Archaeological drawing of imu excavation

Image from Williams and Nees (2002) archaeological study of Ha‘ikū Valley, showing one of the imu excavated.

Williams and Nees (2002) archaeological study of Ha‘ikū states as follows:

"The two subsurface imu (Features 4 and 5) appear to pre-date the construction and use of the terraces and pavement. They both date within a two hundred year span beginning in the mid-fifteenth century (ca. Cal. A.D. 1450-1680), and may represent cooking events that perhaps occurred as isolated events, with the Feature 4 imu likely reused on several occasions. Isolated imu are a common feature of windward inland areas in the Interstate Route H-3 corridor...."
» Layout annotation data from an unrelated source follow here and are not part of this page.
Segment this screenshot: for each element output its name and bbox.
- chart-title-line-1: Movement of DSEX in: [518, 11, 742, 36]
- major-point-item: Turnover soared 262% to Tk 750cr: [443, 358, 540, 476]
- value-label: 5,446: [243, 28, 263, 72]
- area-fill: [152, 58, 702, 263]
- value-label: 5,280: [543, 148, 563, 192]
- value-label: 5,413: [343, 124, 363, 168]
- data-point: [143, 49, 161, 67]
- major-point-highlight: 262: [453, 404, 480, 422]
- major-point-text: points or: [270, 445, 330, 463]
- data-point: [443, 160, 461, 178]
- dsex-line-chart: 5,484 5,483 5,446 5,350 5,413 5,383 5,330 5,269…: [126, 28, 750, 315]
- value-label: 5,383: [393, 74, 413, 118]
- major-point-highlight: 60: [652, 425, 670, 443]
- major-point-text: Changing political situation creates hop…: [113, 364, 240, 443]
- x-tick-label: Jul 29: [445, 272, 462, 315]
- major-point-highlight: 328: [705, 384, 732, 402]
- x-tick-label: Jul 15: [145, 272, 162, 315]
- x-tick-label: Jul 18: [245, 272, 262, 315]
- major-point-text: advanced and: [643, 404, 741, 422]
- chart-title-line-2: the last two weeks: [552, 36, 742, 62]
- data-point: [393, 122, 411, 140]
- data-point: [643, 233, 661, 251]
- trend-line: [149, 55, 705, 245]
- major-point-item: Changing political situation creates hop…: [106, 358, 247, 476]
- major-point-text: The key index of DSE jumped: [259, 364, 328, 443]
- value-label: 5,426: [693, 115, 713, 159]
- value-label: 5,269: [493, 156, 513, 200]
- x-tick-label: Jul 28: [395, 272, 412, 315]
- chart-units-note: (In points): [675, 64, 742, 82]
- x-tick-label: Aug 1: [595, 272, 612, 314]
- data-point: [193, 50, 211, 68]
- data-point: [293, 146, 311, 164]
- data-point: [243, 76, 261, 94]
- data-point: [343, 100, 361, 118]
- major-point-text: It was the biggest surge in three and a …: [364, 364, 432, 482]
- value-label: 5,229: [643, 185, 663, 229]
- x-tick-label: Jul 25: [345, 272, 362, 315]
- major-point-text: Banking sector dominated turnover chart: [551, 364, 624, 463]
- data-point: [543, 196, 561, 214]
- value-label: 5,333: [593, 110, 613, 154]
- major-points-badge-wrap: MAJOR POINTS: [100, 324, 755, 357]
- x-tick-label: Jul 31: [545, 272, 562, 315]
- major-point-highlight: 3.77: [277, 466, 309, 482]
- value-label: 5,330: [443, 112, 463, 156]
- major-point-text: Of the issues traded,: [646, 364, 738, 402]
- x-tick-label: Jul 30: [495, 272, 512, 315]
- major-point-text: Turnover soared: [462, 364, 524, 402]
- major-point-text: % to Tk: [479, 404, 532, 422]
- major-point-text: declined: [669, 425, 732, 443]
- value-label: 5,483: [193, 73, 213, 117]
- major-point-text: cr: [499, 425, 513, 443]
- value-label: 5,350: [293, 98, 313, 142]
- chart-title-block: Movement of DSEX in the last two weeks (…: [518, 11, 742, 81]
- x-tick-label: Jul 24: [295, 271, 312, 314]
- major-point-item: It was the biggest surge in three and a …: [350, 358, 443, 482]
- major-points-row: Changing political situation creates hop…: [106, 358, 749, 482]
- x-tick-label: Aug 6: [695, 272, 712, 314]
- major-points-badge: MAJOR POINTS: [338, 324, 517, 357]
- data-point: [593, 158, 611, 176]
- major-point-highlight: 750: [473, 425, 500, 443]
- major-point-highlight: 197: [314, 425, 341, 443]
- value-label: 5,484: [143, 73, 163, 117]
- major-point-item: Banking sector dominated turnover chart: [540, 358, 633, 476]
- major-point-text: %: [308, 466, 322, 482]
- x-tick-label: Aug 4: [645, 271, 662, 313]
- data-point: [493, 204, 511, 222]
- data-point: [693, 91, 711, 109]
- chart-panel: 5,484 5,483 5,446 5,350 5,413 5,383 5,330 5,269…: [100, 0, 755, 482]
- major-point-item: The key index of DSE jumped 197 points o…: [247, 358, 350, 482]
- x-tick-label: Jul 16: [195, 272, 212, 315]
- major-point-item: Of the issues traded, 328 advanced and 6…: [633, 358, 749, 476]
“As H-3 was built through Ha‘ikū,” Lilikalā relates, “they started to dig from one side, and they started to dig from the other side—from Hālawa—and it didn’t meet. The workers would say there were all kinds of spooky things that happened there, like trucks that were parked with the key out would just start up and start moving by itself, or trucks might burst into fire all by itself, or they come in the morning and they would see footprints coming out of the tunnel that hadn’t been finished that had come overnight. So a lot of spirits there.

Site 2014 location

The location of site 10-2014.

“We’ll come to find out on the Hālawa side—Hālawa means ‘enough of breath—there were huge burials on that side, in the cliffs. When the Bishop Museum archaeologist went in up there, they found about 100 imu, earth ovens. What are these imu about? And the Bishop Museum guys said, ‘they were cooking ‘awa.’ You shouldn’t cook ‘awa in an imu.

“So then, ‘Oh, they were making pig.’ But nobody lived in the uplands, they lived by the shore. If you’re a pig hunter, you go kill a pig, you clean it, you bring it down to the shore, and you cook it by the shoreline. No, those imu were for taking the flesh off chiefly bodies. That whole area back there was dedicated to that. They would make a 10-day imu. They would let the flesh melt off the bone. They would put the bones into a casket, a sennit casket that they wove, and then they built a small temple to deify the chief. So now the chief is no longer an akua on the Earth, but akua in heavens. There’s all these remains of these small temples all throughout the area.”